Transcriptome-wide characterization of alternative splicing regulation in Najran wheat (Triticum aestivum) under salt stress

Abstract

The process of alternative splicing (AS) has emerged as a crucial mechanism in plant responses to environmental stresses, contributing to the enhancement of the required transcriptome and proteome complexity. Despite the importance of AS, there remains a paucity of studies on the regulatory implications of AS in the responses of wheat to salt stress. In the current study, transcriptome-wide changes in AS profiles were established in roots and shoots of Najran wheat treated with 200 mM NaCl. Salt stress induced AS events increasing the complexity of the transcriptome; out of all expressed genes in all samples, 32,268 genes (22.5% of expressed genes) in the roots and 31,941 genes (23.1% of expressed genes) in the shoots were subjected to AS with 3’ Alternative splice site (A3) being the most frequent AS event and mutually exclusive exon (MX) being the least common event.
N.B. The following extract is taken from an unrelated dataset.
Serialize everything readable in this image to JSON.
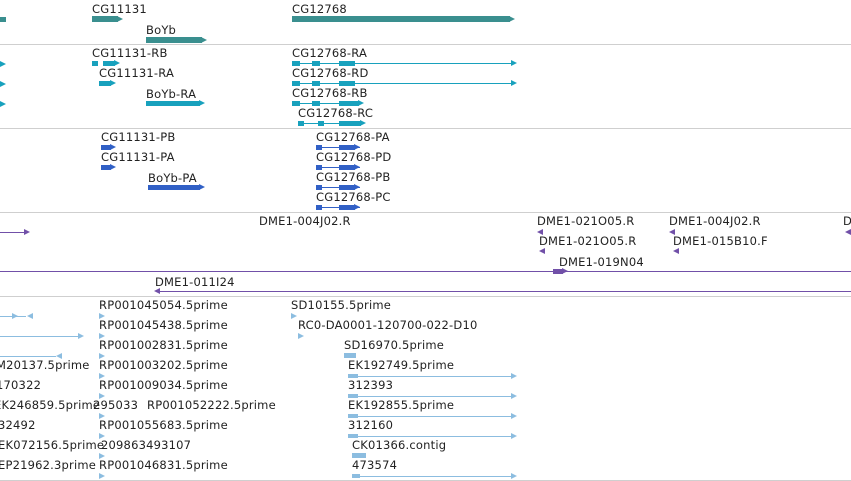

Moreover, the results revealed that salt stress modulates AS patterns in a tissue-specific way where 82% of AS events were differentially expressed in either root or shoot tissues, participating in organ differentiation. In Total, 423 Differential AS events associated with cytoskeletal-related categories such as microtubule-based processes, actin filament-based movements, and cytoskeletal motor activity were identified in the roots. In contrast, 393 Differential AS events associated with biological categories related to metabolic and signalling processes such as catabolic processes, and response to gibberellin were identified in the shoots. The results presented in this study enhance our understanding of salt tolerance mechanisms in wheat and provide promising insights for future functional investigations and crop improvement efforts.